A pimp is suing Nike for $100 million. The man’s complaint? The popular shoe company failed to print a warning with its Jordan shoes that explained that they could be used as deadly weapons. How exactly did the pimp find this out? The man was recently found guilty of brutally beating a man to death with his sneakers — a crime that earned him 100 years of prison time.
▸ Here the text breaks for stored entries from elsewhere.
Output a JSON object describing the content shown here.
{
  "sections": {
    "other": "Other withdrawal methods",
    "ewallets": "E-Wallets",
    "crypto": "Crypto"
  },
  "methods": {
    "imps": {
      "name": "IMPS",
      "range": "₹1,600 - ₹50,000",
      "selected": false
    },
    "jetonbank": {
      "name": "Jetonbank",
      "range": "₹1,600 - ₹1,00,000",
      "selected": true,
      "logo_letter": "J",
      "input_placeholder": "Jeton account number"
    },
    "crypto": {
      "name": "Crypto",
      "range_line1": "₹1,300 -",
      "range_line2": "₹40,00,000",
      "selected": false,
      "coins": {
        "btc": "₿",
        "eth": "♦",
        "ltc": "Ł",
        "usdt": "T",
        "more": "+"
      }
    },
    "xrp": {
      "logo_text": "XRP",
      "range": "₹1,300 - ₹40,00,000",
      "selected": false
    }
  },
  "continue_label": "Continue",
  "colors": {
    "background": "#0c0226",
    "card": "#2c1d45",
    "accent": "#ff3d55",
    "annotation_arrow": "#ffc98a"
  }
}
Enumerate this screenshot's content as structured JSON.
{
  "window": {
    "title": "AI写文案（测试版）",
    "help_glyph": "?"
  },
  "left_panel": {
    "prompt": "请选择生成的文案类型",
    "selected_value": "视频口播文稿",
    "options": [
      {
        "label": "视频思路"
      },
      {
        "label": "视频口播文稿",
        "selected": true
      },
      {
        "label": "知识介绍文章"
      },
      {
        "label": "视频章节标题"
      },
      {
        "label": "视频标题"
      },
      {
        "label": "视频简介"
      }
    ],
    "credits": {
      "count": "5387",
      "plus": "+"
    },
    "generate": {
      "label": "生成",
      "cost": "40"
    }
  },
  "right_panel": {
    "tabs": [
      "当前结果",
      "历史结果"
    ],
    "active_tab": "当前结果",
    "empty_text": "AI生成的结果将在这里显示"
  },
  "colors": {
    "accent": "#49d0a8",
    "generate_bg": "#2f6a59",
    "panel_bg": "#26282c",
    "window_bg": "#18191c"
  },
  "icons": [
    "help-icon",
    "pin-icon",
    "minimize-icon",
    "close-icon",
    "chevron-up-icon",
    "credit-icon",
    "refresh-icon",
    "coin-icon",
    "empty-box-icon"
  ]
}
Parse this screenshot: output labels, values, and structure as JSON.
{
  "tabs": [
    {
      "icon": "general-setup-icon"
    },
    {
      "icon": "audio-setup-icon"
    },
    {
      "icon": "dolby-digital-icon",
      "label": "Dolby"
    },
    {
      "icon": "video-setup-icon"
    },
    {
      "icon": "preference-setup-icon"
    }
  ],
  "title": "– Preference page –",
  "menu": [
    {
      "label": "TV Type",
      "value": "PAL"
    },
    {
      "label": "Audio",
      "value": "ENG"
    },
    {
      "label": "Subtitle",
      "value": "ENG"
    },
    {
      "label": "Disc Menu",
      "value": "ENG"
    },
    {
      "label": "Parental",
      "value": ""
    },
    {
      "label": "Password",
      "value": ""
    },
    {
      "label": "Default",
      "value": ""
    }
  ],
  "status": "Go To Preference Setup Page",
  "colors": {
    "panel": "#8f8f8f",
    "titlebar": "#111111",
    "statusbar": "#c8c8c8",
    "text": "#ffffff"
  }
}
The 26-year-old Portland, Oregon pimp suing Nike says he was mislead about the potential lethality of using their shoes to beat a person. Strangely enough, the pimp, Sirgiorgio Clardy, might not be making an entirely absurd claim.
This past summer the Portland pimp attacked a client after he refused to pay. Clardy’s response included beating the man and stomping on his face with his Jordan Nike sneakers. The pimp suing Nike also took his rage out against one of his 18-year-old prostitutes. According to police, the assault left the woman bleeding from her ears.
Though both the woman and the man survived, the man needed a number of stitches and plastic reconstructive surgery. After getting arrested and facing trial for the attacks, an Oregon jury found Clardy guilty. In doing so, they labeled him a “dangerous offender.” As a psychologist said during his testimony, Clardy is both a volatile psychopath and is “100 percent likely” to commit another violent crime.
Though the jury found the pimp guilty of violent crimes, it was their agreement to classify Clardy’s Jordan Nike shoes as a “dangerous weapon” that landed him the longest possible prison sentence. Though the definition of a “dangerous weapon” is somewhat fluid as a legal term, as this case shows, it is typically reserved for weapons like firearms and knives. Blunt objects sometimes get this special distinction, but sneakers rarely qualify.
As such, the pimp suing Nike believes he’s been slighted. Though the premise of his lawsuit is undeniably absurd — if only he’d known his Jordans were “deadly weapons” he might have used something else in his attack — more than anything it shows the questionable justice in redefining legal terms. Can Nike Jordan shoes really be considered on the same level as a firearm? Clardy, the pimp suing Nike, filed his complaint recently in the form of a hand-written three-page document. In it he claims that the shoe company’s failure to include an “adequate warning” with their Jordan shoes has resulted in “personal injury in the like of mental suffering.”
The shoe manufacturer has officially responded to the complaint with a standard “no comment.” The Portland pimp suing Nike hopes to take his grievances to court and walk away with $100 million — back to his prison cell.